Sep 23, 2008

Some Tidbits on the crisis

Some observations.... read the previous post about crisis and frustration in general to get better understanding of where I am coming from. 

Man in Charge is Part of creating the crisis
Treasury Secretary Hank Paulson who will manage the $700 billion, atleast for next few months, was just about 2 years back CEO of Goldman Sachs and was involved on the corporation side in creating thecrisis. It sounds odd to me that a person with strong connections with people who created this crisis (and was part of them) be given full authority to buy stuff from them and fix it. Rarely has this being mentioned in any media reporting.

Unprecedented executive authority:
In the current bill Paulson's decision are not subject to question by any court of law and he gets overpowering authority to spend $700 billion. He decides how to price the securities he is buying (there is no market which decides on prices for these securities so nobody knows whats the price), who he buys the securities from (there are far more than $700 billion of securities ready to be sold) and other details. He only provides semi-annual reports to Congress and nothing else. Thats tooo much power. How can you trust a guy who was part of creating the crisis be able to make judgements which value things fairly?.

$700 billion number can go far higher:
The wording of the bill is tricky. Its says at any one time government can hold $700 billion of securities. So they can keep buying and selling and in aggregate buy fr more than $700 billion. This doesnt put a lid on the losses. 

Short Sellers: 
Short selling is a term used to describe a transaction when you sell something which you dont own on the hope that you can buy it later at cheaper price. So I dont own any microsoft stock and think that it will go down.

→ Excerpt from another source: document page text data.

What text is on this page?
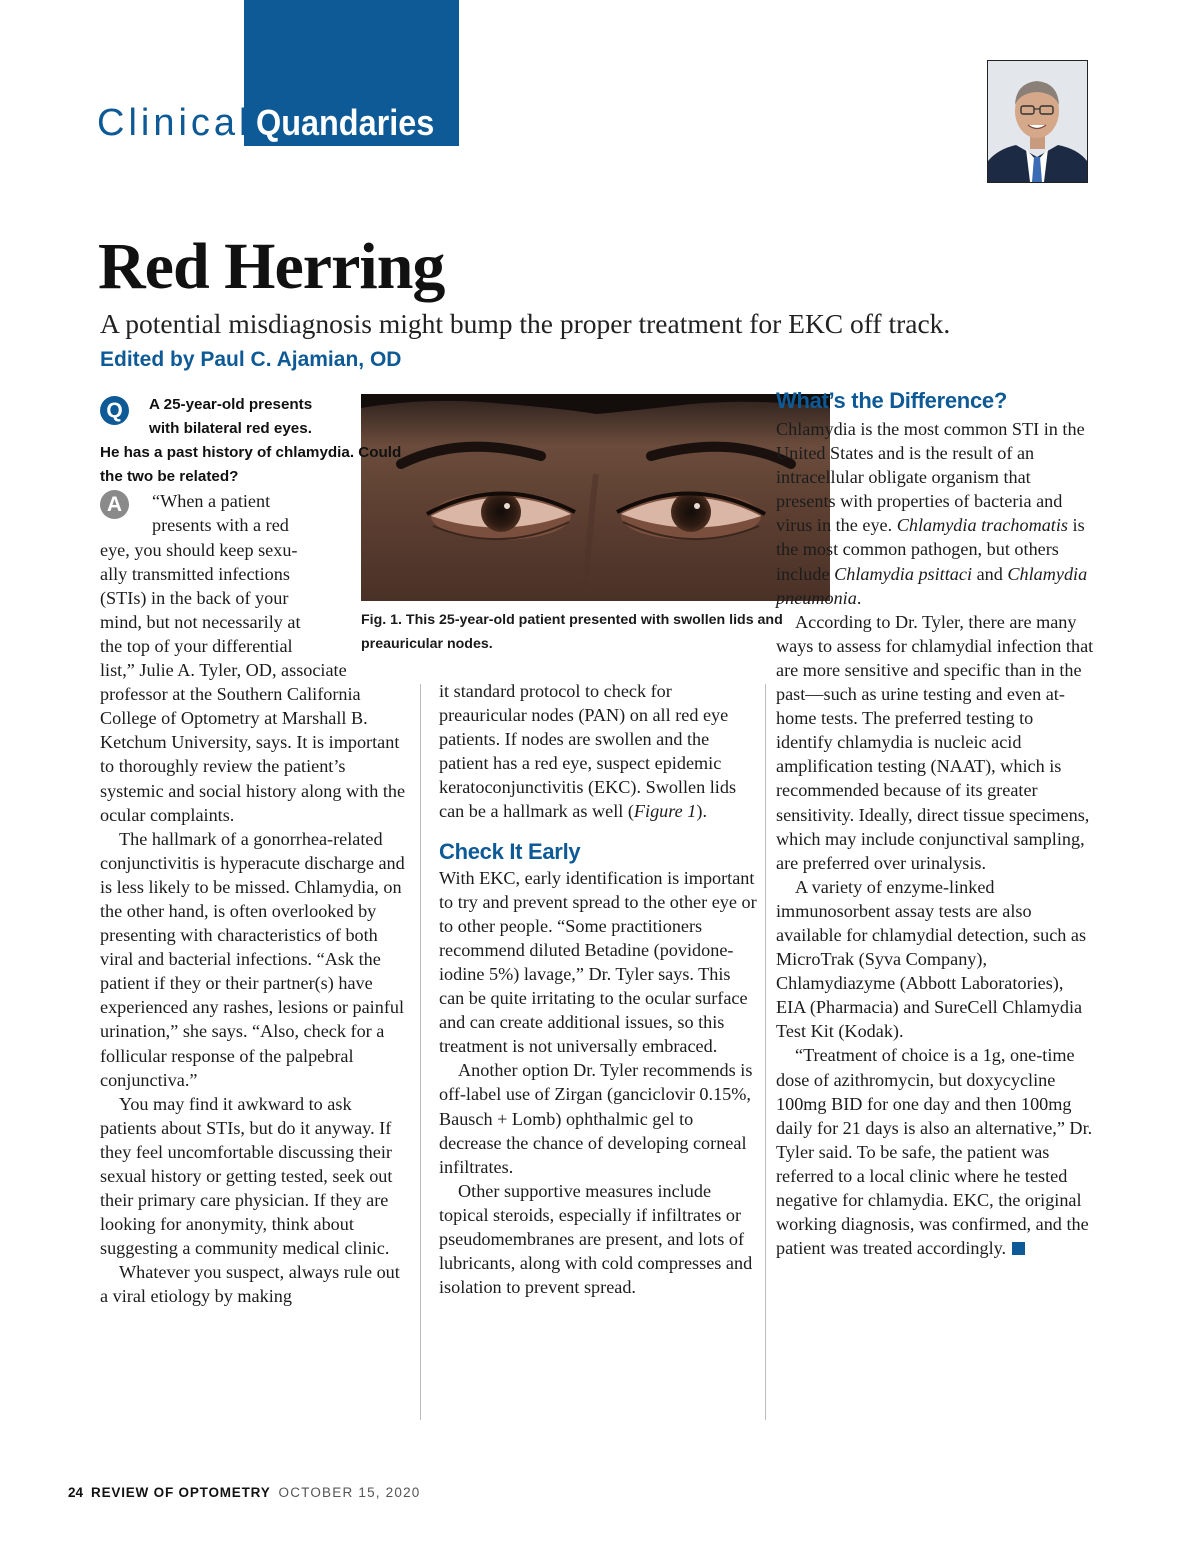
Clinical Quandaries
Red Herring
A potential misdiagnosis might bump the proper treatment for EKC off track.
Edited by Paul C. Ajamian, OD
Fig. 1. This 25-year-old patient presented with swollen lids and preauricular nodes.
Q	A 25-year-old presents
with bilateral red eyes.
He has a past history of chlamydia. Could the two be related?
A	“When a patient
presents with a red
eye, you should keep sexu-
ally transmitted infections
(STIs) in the back of your
mind, but not necessarily at
the top of your differential

list,” Julie A. Tyler, OD, associate professor at the Southern California College of Optometry at Marshall B. Ketchum University, says. It is important to thoroughly review the patient’s systemic and social history along with the ocular complaints.

The hallmark of a gonorrhea-related conjunctivitis is hyperacute discharge and is less likely to be missed. Chlamydia, on the other hand, is often overlooked by presenting with characteristics of both viral and bacterial infections. “Ask the patient if they or their partner(s) have experienced any rashes, lesions or painful urination,” she says. “Also, check for a follicular response of the palpebral conjunctiva.”

You may find it awkward to ask patients about STIs, but do it anyway. If they feel uncomfortable discussing their sexual history or getting tested, seek out their primary care physician. If they are looking for anonymity, think about suggesting a community medical clinic.

Whatever you suspect, always rule out a viral etiology by making

it standard protocol to check for preauricular nodes (PAN) on all red eye patients. If nodes are swollen and the patient has a red eye, suspect epidemic keratoconjunctivitis (EKC). Swollen lids can be a hallmark as well (Figure 1).

Check It Early

With EKC, early identification is important to try and prevent spread to the other eye or to other people. “Some practitioners recommend diluted Betadine (povidone-iodine 5%) lavage,” Dr. Tyler says. This can be quite irritating to the ocular surface and can create additional issues, so this treatment is not universally embraced.

Another option Dr. Tyler recommends is off-label use of Zirgan (ganciclovir 0.15%, Bausch + Lomb) ophthalmic gel to decrease the chance of developing corneal infiltrates.

Other supportive measures include topical steroids, especially if infiltrates or pseudomembranes are present, and lots of lubricants, along with cold compresses and isolation to prevent spread.

What’s the Difference?

Chlamydia is the most common STI in the United States and is the result of an intracellular obligate organism that presents with properties of bacteria and virus in the eye. Chlamydia trachomatis is the most common pathogen, but others include Chlamydia psittaci and Chlamydia pneumonia.

According to Dr. Tyler, there are many ways to assess for chlamydial infection that are more sensitive and specific than in the past—such as urine testing and even at-home tests. The preferred testing to identify chlamydia is nucleic acid amplification testing (NAAT), which is recommended because of its greater sensitivity. Ideally, direct tissue specimens, which may include conjunctival sampling, are preferred over urinalysis.

A variety of enzyme-linked immunosorbent assay tests are also available for chlamydial detection, such as MicroTrak (Syva Company), Chlamydiazyme (Abbott Laboratories), EIA (Pharmacia) and SureCell Chlamydia Test Kit (Kodak).

“Treatment of choice is a 1g, one-time dose of azithromycin, but doxycycline 100mg BID for one day and then 100mg daily for 21 days is also an alternative,” Dr. Tyler said. To be safe, the patient was referred to a local clinic where he tested negative for chlamydia. EKC, the original working diagnosis, was confirmed, and the patient was treated accordingly.

24 REVIEW OF OPTOMETRY OCTOBER 15, 2020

I then just sell the stock today and if it goes down in some time buy it at lower price. Many have said that many financial companies like Bear Sterns, Lehman were brought down because many people at the same time short sold the stock and since there was selling by many stock started falling and then this fall became a cycle and eventually the companies collapsed. But traders, hedge funds, economists have always praised short sellers because its a way for markets to tell you in advance that something is wrong with a asset. Its claimed that its part of the "price discovery" process in the markets. Now though suddenly many of the same people have turned against it because it was their own companies which were being short sold - Merill Lynch, Goldman Sachs, Morgan Stanley and lobbied the government to impose a ban on short selling. Why is short selling at fault now when it was not earlier?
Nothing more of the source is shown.